September 22, 2003

New class of mental health fellows chosen

Jon Moor is associate director of public information for the Carter Center.


A record 100 journalists applied for the seventh annual Rosalynn Carter Fellowships for Mental Health Journalism—and two of them were Pulitzer Prize winners. The fellowships are part of an international effort by the Carter Center to reduce the stigma against people with mental illnesses and counter the often incorrect and stereotypical information provided through the media.

“Informed journalists can have a significant impact upon public understanding of mental health issues, as they shape debate and trends with the words and pictures they convey,” said Carter, former first lady and wife of former President Jimmy Carter. “They influence their peers and stimulate discussion among the general public, and an informed public can reduce stigma and discrimination.”

The 2003–04 fellows are:

Sewell Chan, reporter, Washington Post. His project will examine the District of Columbia’s efforts to build a stronger, community-based system of care for children with mental illnesses.

Gail Fisher, senior photo editor, Los Angeles Times. Using video and still cameras, she will explore and document how a family copes with a loved one diagnosed with a mental illness.

Kevin Heldman, freelance journalist, Brooklyn, N.Y. He will write a series of articles exploring the mental health concerns of the critically ill and their caretakers.

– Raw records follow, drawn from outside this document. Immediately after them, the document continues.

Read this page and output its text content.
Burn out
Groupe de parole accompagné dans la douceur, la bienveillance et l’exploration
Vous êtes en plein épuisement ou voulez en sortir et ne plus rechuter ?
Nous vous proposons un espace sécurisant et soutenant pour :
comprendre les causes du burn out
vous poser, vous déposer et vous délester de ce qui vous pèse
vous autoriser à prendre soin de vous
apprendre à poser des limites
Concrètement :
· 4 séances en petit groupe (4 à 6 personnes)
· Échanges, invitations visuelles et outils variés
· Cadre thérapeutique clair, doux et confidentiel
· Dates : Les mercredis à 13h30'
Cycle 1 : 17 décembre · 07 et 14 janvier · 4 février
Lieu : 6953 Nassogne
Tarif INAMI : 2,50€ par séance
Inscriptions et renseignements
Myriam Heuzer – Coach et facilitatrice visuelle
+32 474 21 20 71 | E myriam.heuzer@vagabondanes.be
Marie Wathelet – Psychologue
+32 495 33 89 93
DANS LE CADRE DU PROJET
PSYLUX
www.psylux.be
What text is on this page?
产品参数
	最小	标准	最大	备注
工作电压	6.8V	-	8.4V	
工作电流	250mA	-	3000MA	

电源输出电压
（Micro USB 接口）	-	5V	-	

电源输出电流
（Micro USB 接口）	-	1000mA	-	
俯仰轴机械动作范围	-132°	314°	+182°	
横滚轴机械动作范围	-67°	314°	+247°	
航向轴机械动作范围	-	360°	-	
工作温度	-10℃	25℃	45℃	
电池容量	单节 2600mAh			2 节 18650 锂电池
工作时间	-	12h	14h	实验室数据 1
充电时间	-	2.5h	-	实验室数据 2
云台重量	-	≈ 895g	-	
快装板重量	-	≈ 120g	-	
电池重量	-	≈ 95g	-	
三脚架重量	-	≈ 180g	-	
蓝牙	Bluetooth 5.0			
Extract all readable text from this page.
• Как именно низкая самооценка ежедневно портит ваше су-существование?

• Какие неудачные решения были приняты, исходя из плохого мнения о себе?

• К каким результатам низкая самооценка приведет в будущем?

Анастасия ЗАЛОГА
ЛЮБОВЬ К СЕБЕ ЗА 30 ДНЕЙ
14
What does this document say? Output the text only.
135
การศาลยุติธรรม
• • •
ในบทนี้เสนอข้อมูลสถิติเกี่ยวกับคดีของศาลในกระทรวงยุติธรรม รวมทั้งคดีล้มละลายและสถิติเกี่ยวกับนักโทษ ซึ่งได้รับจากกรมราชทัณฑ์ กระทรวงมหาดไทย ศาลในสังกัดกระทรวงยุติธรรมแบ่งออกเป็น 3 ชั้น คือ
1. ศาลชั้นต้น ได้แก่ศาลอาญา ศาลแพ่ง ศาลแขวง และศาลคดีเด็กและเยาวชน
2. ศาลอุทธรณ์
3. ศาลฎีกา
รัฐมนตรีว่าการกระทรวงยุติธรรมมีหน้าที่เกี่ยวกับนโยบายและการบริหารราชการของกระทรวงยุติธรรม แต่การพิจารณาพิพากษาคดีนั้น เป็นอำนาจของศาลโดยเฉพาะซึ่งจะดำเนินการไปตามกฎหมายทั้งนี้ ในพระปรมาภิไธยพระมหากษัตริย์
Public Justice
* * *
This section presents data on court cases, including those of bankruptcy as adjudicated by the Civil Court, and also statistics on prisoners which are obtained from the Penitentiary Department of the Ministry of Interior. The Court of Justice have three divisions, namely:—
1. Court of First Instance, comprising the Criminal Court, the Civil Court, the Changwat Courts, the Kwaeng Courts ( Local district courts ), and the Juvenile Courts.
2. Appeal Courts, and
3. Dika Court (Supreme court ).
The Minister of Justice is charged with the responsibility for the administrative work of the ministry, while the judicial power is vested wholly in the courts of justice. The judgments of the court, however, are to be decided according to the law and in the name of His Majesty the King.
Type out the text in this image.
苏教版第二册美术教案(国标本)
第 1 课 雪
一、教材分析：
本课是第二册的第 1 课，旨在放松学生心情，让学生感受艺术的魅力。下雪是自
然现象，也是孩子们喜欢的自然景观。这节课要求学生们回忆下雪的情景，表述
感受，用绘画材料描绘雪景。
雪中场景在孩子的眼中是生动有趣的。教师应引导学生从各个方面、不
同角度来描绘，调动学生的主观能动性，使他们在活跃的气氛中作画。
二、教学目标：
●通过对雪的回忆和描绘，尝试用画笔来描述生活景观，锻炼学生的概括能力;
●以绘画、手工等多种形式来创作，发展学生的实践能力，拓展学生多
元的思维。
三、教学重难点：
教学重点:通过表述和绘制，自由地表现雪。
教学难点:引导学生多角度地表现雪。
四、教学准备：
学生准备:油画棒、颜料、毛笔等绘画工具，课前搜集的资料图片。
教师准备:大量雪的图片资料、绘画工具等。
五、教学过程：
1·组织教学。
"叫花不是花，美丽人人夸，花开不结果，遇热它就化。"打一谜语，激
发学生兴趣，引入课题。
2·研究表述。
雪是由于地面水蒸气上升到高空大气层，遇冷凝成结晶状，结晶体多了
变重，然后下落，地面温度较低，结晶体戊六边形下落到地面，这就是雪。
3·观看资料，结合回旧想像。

• Wray Herbert, assistant managing editor, U.S. News & World Report.
This project will explore how workers with mental disabilities are being treated under the Americans with Disabilities Act.

Virginia Holman, freelance journalist, Durham, N.C. She will write an extended article on how children of parents diagnosed with schizophrenia have fared as a result of living with, and caring for, a loved one with a mental illness.

• Peter Klein, producer, CBS News’ “60 Minutes.” He will produce a documentary exploring the effects of trauma with Holocaust survivors and those left behind by Holocaust survivors’ suicides.

• Noel O’Hare, freelance journalist, Wellington, New Zealand. He will publish stories that consider the issues affecting the mental health of migrants in New Zealand.

• Alex Spense, freelance journalist, Auckland, New Zealand. He will investigate the relationship between mental illnesses and poverty in New Zealand.

Each domestic fellow receives $10,000 to study a particular issue within the mental health field for one year. The fellows convene at the Carter Center to meet with Rosalynn Carter, the center’s Mental Health Task Force, and the fellowship advisory board to discuss planned topics of study and present their projects to the same group a year later.

Past fellows have published newspaper articles, produced television documentaries and written books. Their projects have garnered awards from the National Mental Health Association and Amnesty International, as well as Emmy award nominations and two nominations for the Pulitzer Prize. Most recently, a fellow’s documentary was recognized by the Academy of Arts and Sciences.